For us, DIY isn’t so much a culture or a movement but a vehicle for getting shit done that might not happen otherwise. In the modern age of shared information, social networking and TV programming based on life hacks, we work hard to contribute something tangible and positive in real life. Nowadays the notion of DIY is almost a fad or a trend, but for FBM, it’s a means to survive in a fast-paced world of disposable smartphones, automobiles, income, and even bicycles.

I had learned most of what molded my point of view from skateboard culture, from borrowed VHS tapes and underground music. Early glimpses of getting by with less and doing more, to the sounds of SST and Dischord bands, appealed to my modest working-class upbringing and fueled enthusiasm for underground ideas. While much of what was going on in the ’80s was based on consumption, materialism and excess, including what was being marketed in the cycling industry, punk bands were recording their own albums, forming their own labels, promoting their own tours and making things happen themselves. I hadn’t realized it, but DIY champions like Black Flag, the Minutemen and everything surrounding Ian MacKaye had influenced my young mind.

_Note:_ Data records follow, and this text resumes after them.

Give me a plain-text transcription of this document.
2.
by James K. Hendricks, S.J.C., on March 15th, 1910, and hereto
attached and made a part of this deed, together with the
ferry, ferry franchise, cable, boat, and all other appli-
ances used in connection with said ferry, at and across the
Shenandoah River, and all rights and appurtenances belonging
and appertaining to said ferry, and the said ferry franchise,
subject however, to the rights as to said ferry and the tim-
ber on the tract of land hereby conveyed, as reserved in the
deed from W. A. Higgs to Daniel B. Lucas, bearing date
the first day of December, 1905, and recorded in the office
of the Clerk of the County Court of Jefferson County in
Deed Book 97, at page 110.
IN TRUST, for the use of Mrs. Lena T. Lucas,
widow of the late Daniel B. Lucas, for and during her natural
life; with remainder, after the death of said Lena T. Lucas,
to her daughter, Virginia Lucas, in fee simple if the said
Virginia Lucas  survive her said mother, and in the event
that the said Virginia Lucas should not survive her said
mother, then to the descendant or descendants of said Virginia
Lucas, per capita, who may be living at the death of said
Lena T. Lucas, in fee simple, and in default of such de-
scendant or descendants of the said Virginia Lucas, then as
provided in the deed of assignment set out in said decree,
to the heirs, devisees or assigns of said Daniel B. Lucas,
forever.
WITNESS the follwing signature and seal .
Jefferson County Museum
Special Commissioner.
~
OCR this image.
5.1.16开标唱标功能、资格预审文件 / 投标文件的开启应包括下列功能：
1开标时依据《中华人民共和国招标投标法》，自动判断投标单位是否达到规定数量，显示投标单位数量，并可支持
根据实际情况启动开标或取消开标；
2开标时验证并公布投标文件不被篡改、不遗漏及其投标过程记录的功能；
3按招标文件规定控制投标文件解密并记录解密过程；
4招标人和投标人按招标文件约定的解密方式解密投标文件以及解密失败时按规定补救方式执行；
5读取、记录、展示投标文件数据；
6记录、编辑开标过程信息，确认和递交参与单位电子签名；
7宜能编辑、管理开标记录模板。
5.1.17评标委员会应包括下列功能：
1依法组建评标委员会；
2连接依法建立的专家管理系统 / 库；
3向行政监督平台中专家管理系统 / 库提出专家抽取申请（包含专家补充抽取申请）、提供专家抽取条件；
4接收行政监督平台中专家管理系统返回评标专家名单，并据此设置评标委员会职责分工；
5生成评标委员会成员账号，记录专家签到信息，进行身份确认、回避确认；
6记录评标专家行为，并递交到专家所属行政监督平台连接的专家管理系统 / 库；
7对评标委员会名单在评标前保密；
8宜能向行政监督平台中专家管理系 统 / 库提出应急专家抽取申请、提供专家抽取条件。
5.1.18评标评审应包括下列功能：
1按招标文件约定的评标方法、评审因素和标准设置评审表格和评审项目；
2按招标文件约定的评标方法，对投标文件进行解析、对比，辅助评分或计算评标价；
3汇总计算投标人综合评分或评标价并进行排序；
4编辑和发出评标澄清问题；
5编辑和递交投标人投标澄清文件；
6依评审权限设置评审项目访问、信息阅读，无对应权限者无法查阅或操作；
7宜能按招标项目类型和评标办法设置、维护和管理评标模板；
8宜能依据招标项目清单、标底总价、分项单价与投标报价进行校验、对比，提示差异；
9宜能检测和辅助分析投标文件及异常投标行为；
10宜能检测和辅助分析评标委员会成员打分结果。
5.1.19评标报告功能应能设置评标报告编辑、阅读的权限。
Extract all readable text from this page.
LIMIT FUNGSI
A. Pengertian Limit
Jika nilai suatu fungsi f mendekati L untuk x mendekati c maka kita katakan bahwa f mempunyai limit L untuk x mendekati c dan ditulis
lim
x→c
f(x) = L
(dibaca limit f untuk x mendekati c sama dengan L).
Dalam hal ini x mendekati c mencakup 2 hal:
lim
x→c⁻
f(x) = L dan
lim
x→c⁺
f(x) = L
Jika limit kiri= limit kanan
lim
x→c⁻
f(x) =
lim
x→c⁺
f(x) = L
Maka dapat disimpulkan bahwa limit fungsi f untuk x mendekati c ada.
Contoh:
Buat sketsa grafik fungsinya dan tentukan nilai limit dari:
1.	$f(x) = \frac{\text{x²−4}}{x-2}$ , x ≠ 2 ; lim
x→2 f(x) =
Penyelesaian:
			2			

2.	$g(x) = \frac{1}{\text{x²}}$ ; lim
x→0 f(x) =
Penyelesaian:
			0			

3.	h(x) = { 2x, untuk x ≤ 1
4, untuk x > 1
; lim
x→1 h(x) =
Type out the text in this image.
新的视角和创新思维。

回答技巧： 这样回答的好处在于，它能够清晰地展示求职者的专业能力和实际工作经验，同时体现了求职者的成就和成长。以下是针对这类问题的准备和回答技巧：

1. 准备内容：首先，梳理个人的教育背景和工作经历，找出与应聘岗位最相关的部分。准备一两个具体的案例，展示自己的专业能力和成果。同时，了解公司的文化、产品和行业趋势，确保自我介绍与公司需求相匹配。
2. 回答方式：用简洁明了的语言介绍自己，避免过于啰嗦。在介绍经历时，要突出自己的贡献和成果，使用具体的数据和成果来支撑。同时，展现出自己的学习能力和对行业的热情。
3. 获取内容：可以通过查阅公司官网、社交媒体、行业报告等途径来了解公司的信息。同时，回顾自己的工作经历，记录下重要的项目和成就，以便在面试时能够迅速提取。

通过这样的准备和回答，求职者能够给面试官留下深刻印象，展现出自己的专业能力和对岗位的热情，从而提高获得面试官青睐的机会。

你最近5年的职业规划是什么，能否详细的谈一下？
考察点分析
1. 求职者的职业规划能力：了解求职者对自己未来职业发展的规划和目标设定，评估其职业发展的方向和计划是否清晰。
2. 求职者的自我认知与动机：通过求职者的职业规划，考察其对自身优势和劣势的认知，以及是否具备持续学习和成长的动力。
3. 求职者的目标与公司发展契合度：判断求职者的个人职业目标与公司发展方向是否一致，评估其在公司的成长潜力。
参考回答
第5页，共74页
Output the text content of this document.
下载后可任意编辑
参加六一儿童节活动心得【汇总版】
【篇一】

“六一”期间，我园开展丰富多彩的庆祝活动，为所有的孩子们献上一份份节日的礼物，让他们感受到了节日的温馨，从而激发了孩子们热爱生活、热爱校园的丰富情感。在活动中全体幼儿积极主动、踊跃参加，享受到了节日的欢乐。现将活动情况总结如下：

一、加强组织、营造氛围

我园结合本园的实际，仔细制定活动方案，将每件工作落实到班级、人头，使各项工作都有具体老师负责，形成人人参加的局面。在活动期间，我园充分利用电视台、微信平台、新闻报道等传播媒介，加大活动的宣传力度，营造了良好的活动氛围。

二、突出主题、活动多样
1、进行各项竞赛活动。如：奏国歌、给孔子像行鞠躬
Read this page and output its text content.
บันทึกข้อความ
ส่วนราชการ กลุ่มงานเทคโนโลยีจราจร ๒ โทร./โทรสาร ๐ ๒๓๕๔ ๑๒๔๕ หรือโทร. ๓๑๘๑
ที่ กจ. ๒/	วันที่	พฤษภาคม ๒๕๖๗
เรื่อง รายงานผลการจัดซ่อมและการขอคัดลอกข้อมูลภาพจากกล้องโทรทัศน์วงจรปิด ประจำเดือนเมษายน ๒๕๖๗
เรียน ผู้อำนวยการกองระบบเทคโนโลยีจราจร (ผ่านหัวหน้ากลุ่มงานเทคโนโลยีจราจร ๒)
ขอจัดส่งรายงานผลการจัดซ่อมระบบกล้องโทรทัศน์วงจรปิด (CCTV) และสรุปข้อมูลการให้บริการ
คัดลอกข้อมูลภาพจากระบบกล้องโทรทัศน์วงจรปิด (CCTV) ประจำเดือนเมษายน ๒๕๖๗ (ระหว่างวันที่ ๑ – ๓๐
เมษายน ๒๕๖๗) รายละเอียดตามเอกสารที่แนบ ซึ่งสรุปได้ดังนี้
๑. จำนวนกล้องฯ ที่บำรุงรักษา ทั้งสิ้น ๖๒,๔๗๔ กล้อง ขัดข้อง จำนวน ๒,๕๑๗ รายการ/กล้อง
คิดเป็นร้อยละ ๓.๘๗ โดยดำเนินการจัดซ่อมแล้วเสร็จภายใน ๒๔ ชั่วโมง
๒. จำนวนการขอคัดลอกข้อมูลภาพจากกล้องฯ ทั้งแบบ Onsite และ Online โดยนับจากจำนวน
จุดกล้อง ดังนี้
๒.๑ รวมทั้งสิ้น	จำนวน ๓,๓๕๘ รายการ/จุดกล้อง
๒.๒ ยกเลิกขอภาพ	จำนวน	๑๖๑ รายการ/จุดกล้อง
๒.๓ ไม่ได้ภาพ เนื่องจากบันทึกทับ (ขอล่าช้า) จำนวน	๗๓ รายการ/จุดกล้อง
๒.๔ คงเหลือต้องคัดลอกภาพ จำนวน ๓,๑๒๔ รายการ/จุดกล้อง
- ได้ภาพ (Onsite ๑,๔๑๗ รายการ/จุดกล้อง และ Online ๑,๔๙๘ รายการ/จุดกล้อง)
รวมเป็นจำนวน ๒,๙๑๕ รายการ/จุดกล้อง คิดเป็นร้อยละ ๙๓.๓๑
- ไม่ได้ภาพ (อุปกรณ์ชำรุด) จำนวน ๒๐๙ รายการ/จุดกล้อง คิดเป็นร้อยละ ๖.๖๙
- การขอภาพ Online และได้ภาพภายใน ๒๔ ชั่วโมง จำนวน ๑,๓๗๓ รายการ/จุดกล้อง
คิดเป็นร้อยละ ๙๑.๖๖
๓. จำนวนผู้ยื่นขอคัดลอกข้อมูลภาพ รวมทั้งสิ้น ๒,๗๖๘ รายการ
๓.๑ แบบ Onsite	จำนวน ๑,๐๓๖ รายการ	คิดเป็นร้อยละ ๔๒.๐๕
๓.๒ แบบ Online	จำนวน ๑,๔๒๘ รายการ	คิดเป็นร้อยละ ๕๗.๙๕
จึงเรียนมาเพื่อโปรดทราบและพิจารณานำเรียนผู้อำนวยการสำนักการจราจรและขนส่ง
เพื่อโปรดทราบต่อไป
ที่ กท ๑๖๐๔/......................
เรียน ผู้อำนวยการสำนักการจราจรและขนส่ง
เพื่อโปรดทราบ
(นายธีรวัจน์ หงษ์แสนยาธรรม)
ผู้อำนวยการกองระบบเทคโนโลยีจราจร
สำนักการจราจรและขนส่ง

Fast forward to 2016, and FBM is one of the few remaining U.S.-based BMX bike manufacturers, struggling to keep afloat in changing times. Our machine shop, housed in a warehouse we built out ourselves, uses tools we made so that we can make our own bikes, which is a thing we are extremely proud of. We spend the sunny days riding them on ramps and jumps we built with shovels and nail guns, or we drive an old school bus we converted to visit subversive tourist attractions for thrill-seekers and kooks on wheels. 

This isn’t a marketing strategy put together by an ad agency or a cheap ploy to convince anyone we reinvented the wheel. FBM is just a small community of like-minded individuals, having a laugh, riding bikes and doing what we can to keep it rolling.

Written by Steve Crandall, Photography by Kaleb Bolton, Brad Byrne and Steve Crandall

Editors note: Yesterday FBM announced that it is closing down their warehouse and will be no longer making bicycle frames moving forward. To say that we here at Dirt Rag are bummed is an understatement. FBM blurred lines between genres and culture, you don’t have to be a BMX kid to appreciate their approach to life. The road goes on forever and the party never ends… Thank you FBM for building your own fun all these years and letting the rest of us enjoy it with you.